Staff Sergeant Dom Riley pulled his gaze from the Crittal window and sniffed, trying to clear his sinuses, but the smell was still there. Shit, sand and blood. This olfactory reminder of Helmand could strike at any time. Many a meal had been ruined by an unbidden taste of the foul, penetrating dust that swirled around Afghanistan and the iron tang of the red mist that bombs tended to leave hanging in the air when some poor fucker trod on an IED.
His ears were still ringing, as if the blast that had taken Nick had happened moments ago. Riley realised that the woman sitting in the chair beside him had spoken. Ms Carver. The ‘Ms’ being very important. Late twenties. Probably very attractive when she didn’t wear unflattering black suits and scrape her dark hair back and leave her face looking so scrubbed it was as if she had had one of those derma-peels. Still, Riley supposed she had to have some
line of defence against the parade of horny squaddies who came into her office for ‘assessment’. Except he wasn’t there for any routine mind games. He was there fighting for his job.
‘I’m sorry?’
‘How does that make you feel?’ she repeated.

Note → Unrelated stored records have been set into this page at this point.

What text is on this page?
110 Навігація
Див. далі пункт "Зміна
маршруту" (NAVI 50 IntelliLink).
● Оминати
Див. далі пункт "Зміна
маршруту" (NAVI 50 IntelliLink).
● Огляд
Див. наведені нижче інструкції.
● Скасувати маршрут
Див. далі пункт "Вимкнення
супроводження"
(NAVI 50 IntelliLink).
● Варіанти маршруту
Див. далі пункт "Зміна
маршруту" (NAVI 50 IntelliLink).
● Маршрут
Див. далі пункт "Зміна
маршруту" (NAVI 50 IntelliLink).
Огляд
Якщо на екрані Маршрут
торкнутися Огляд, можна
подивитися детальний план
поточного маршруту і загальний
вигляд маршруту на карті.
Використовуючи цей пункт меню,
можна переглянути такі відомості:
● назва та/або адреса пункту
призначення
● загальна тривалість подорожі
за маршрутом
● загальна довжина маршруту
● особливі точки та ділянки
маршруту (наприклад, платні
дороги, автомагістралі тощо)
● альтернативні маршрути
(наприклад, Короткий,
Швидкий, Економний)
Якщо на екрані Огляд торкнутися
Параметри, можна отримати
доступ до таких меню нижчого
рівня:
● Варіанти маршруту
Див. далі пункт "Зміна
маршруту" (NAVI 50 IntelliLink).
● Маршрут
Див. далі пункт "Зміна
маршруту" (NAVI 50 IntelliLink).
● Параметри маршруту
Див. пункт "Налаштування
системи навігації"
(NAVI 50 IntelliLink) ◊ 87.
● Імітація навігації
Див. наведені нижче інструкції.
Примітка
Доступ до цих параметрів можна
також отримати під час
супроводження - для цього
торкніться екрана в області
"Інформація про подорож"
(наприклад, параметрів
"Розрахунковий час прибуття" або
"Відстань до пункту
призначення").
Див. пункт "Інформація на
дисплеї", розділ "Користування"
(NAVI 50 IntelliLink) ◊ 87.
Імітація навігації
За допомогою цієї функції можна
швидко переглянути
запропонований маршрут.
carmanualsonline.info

How the fuck do you think it makes him feel?
Nick, still in his head, still mouthing off. But his dead friend was right. It was a waste of a good man. And it made Riley furious. This, though, wasn’t the time or the place to vent his anger. He managed to keep a lid on it, which wasn’t always the case. He was a soldier, he reminded himself. Suck it up, leave the politics to others. You fought for your mates, not the big picture. And you sometimes lost your mates in the process.
He was there because of an incident at the Felix Centre at Marlborough Barracks in Warwickshire, where he had been giving a briefing to a group of trainees on the Improvised Explosive Device Disposal course. The students were in the middle of analysing two famous cases, the Pizza Bomber and the Harvey’s Resort device, but with Riley having returned from operations in Northern Ireland they were equally keen to learn from real-life experiences in the field. The general public thought that, since the peace process, Ireland was a bomb-free, if not riot-free, zone. They couldn’t be more wrong. Old habits die hard. The ‘New IRA’ bombs in a hijacked pizza delivery van outside the Londonderry courthouse in January 2019 demonstrated that. However, not all the attendees on the course were willing to take his advice. Some were convinced they had nothing to learn from old hands like him. It was because of one of those smart arses that he was having to answer stupid questions in an old shoe factory.
He decided to give Ms Carver what he suspected she wanted to hear. ‘I feel scared. Angry. Frustrated. Sad. It’s weird. Being inside his head.’